Donors shouldn’t feel rushed, says Liz Gilchrist, major-gifts manager at Greenpeace, the Washington environmental group, which makes calls to 700 donors once or twice a year asking for gifts of up to $2,500.
Callers should be highly trained and experienced at soliciting big gifts, she says. “It’s a whole different mentality, making first and second ‘asks’ and knowing how to deal with objections. It takes some thoughtfulness.”
She adds: “These are some of our best donors. We’re interested in hearing responses from them.”
Many charities find the responses that telemarketers do get from big donors to be an important form of feedback.
In the Oregon Public Broadcasting campaign, Mr. Metziga says that the paid callers let the station know if donors have not received a premium they had been promised in an earlier appeal, or if they would like to talk to someone at the station about the campaign.
The telemarketers also compiled statistics about donors’ responses to questions related to fund raising. Some 75 per cent of people who were asked to make big gifts over the telephone said they were interested in the station’s effort to provide viewers with better-quality television pictures by acquiring sophisticated new equipment.
Using a telemarketing firm, he says, “is almost like having a marketing research effort, in addition to fund raising.”
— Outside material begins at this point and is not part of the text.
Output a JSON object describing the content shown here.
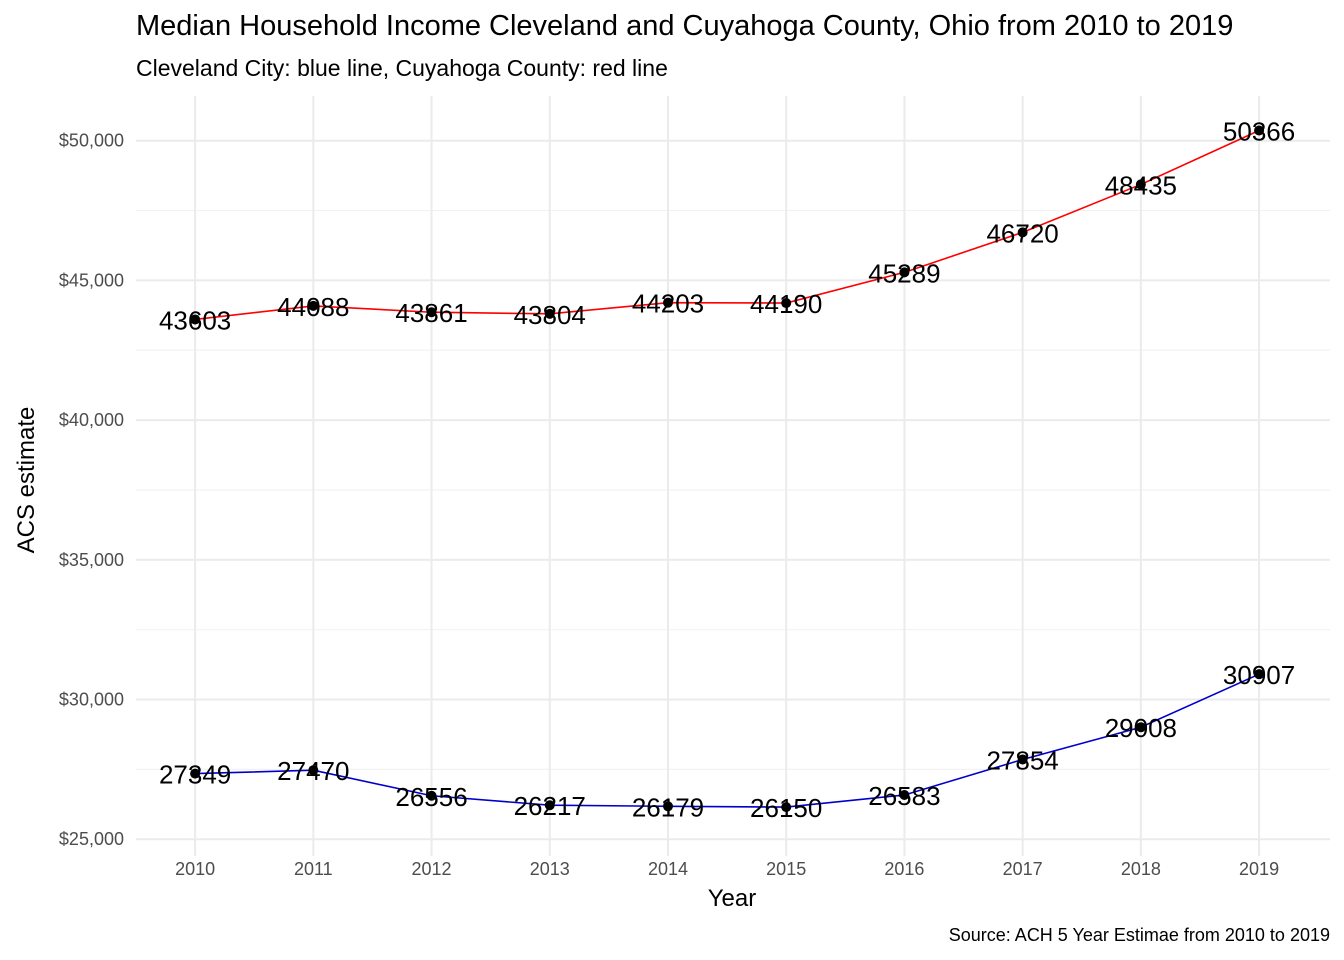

As efforts to seek big gifts by phone become increasingly common, a few charities are starting to use telemarketing to seek the largest gifts that many donors will ever make: bequests.
World Vision, an international-relief organization in Federal Way, Wash., for example, hired Gift Planning Direct, a new company in Santa Monica, Cal., to make phone calls to find out which of its lapsed donors would consider a bequest to the charity.
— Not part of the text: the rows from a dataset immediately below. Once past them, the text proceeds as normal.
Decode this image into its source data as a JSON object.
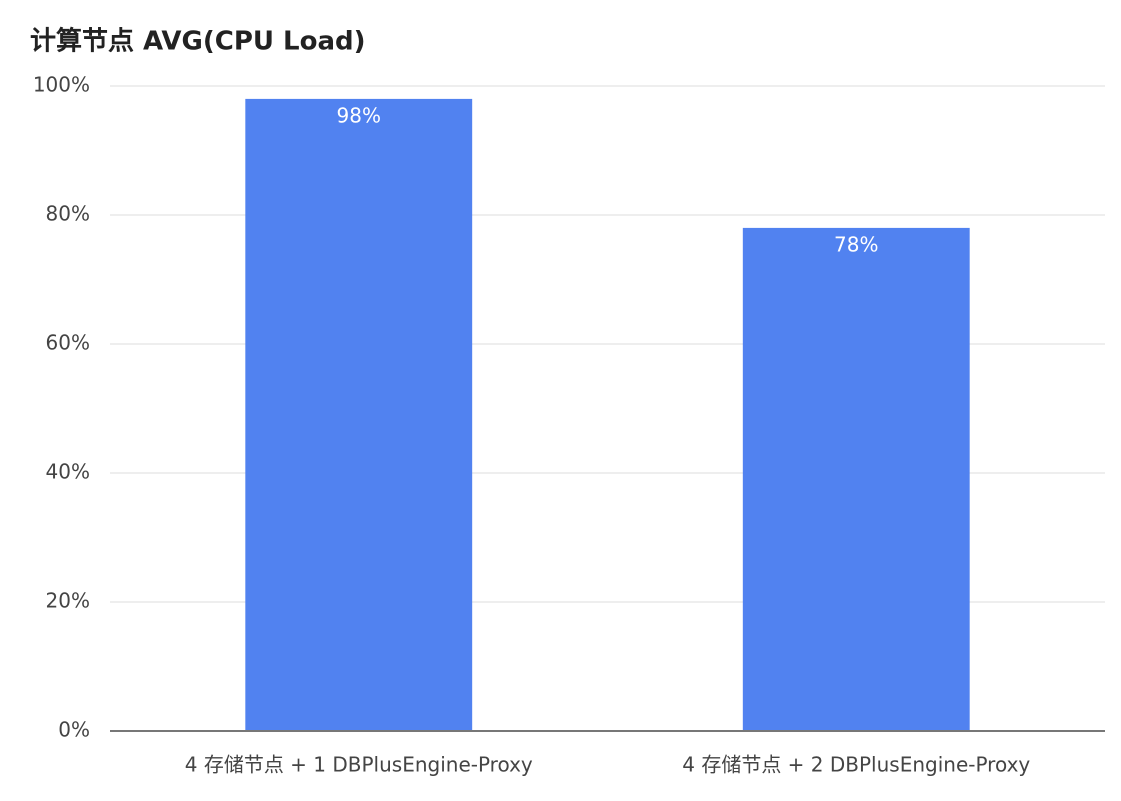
{
  "chart_data": {
    "type": "bar",
    "title": "计算节点 AVG(CPU Load)",
    "categories": [
      "4 存储节点 + 1 DBPlusEngine-Proxy",
      "4 存储节点 + 2 DBPlusEngine-Proxy"
    ],
    "values": [
      98,
      78
    ],
    "value_labels": [
      "98%",
      "78%"
    ],
    "color": "#5182f0",
    "ylim": [
      0,
      100
    ],
    "yticks": [
      {
        "value": 0,
        "label": "0%"
      },
      {
        "value": 20,
        "label": "20%"
      },
      {
        "value": 40,
        "label": "40%"
      },
      {
        "value": 60,
        "label": "60%"
      },
      {
        "value": 80,
        "label": "80%"
      },
      {
        "value": 100,
        "label": "100%"
      }
    ],
    "grid": true
  }
}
The company contacts people over 65 who have given regularly to an organization and then suddenly stopped. Fund raisers have long known that such donors are good candidates for bequests. They may be on fixed incomes, so they cannot give now — but they often still hold the charity in high regard and may be willing to leave money or other assets to the organization.
Because fund raisers often don’t have enough time to seek out such donors, they may end up losing out on those gifts, says Tom Siegal, an executive at Gift Planning Direct.
To try to get around the problem, the company ran a campaign for World Vision, in which 6,400 people who had not given to the charity for a year or more were mailed a letter, thanking them for their past support and offering them free monthly newsletters on financial topics such as the importance of drawing up a will, estate planning, and how to find qualified financial advisers. The letter also said that donors taking part in the program would receive a telephone call.
Nearly 2,000 were called; the rest either said they didn’t want the material or couldn’t be reached by telephone. Of those 2,000, 950 said they wanted the material and were receptive to the phone calls.
The company’s calls identified 152 people who said they had already included World Vision in their wills and another 24 who said they planned to do so. Seventy-three of the previous donors said they would consider a bequest.
Fund raisers at World Vision say they have no way of knowing how much will ultimately come to the charity as a result of the telemarketing effort, but they now know which donors warrant more attention. Donors who say they have put the group in their wills are invited to become part of its Host of Hope Society so they can get special newsletters and other information about the charity.
Telemarketing is a logical way to communicate with donors about large gifts, says Jay Steenhuysen, World Vision’s director of planned giving. “Our experience shows that the phone can be used to draw donors closer to our work without offending them. As a medium, the phone works.”